В этой тишине у ветхого домика, после тяжкой работы в поле, когда мышцы потеряли чувствительность от боли, душу его заполнила пустота, вызванная потерей друга, и она напомнила Джеймсу, что он сам выбрал такую жизнь.
Глава 28
В тот день, одиннадцатый день рождения Леоноры, дождь в Питтсбурге не закончился радугой в небе. Вечер окрасил его в черный цвет, а он раскрасил темными пятнами кору старых дубов и оставил на шиферных крышах темно-серые потеки, похожие на выпачканные сажей слезы.
Леонора, подтянув одеяло до шеи, смотрела, как крупные капли бьют в окно спальни, словно кончики чьих-то пальцев танцуют на стекле. Гости разъехались, разговоры и шаги в доме стихли.
В дверь тихонько постучали, но она не ответила.
– Ты не спишь? – спросил дядя.
– Не сплю.
– Это хорошо. – Он закрыл за собой дверь и задержался у входа, не отпуская ручку. – Я не хотел уезжать, не попрощавшись с тобой.
Оуэн Файерфилд прошел через комнату и присел в изножье кровати. Потом протянул руку к лампе и щелкнул латунным выключателем – на одеяло упал квадрат света. Его короткая седая борода была идеально подстрижена. Он взглянул на золотые часы на цепочке, которые вынул из кармашка жилета серого костюма из твила – его дорожного облачения. Белые костюмы в этой пропитанной угольной пылью атмосфере приходилось сменять через несколько часов.
Мистер Файерфилд попытался как-то снять напряжение и заставить девочку взглянуть в его сторону:
– У тебя был тяжелый день. Я думал, ты уже спишь.
Она слабо улыбнулась. От него тянуло сладковатым запахом трубочного табака.

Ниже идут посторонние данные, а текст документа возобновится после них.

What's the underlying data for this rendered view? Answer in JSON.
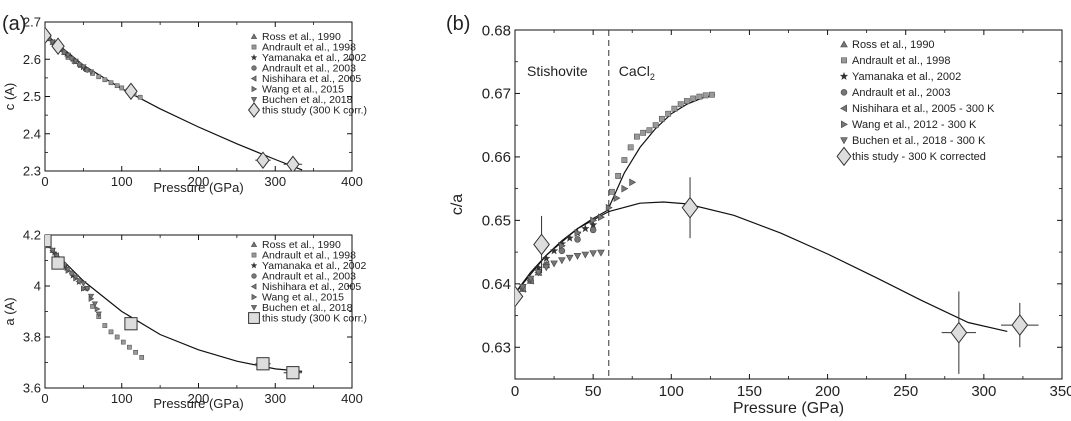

– Одиннадцать! – Оуэн покачал головой. – Тебе одиннадцать лет, просто не верится. Казалось, еще вчера ты была маленькой девочкой, а сейчас уже почти взрослая. – Он шутливо погрозил ей пальцем, и его прищуренные глаза загорелись любовью. – Дорогая, ты заставляешь меня чувствовать себя стариком.
Он оглядел комнату:
– Ты не открыла ни один из своих подарков.
От стыда за свой поступок она покраснела и отвернулась.
– Ты ни в чем не виновата, Леонора. – Он легонько ущипнул ее за подбородок. – И тебе не из-за чего смущаться. – Он задумчиво покрутил на пальце обручальное кольцо. – Она слишком строга с тобой. И всегда такой была. – Он помолчал немного, снова вынул часы, взглянул на них и сунул в карман жилета. – Меня ждет машина, – продолжая сидеть, сказал он. – Я уезжаю по меньшей мере на полгода. В Китай и Японию. – Он нахмурился. – Эти путешествия уже не те, что раньше, все стало сложнее. Это трудно объяснить. Как будто мир растягивается, словно резиновый. Раньше все было намного проще, более доброжелательно. Мир меняется, дорогая, и я не уверен, что в лучшую сторону. – После этих невеселых слов он нахмурился, но затем складки озабоченности сменились улыбкой. – А тебе уже одиннадцать, подумать только! Ты тоже меняешься прямо у меня на глазах. – Он снова шутливо поднял палец. – Ты больше не расти, пока меня не будет, договорились?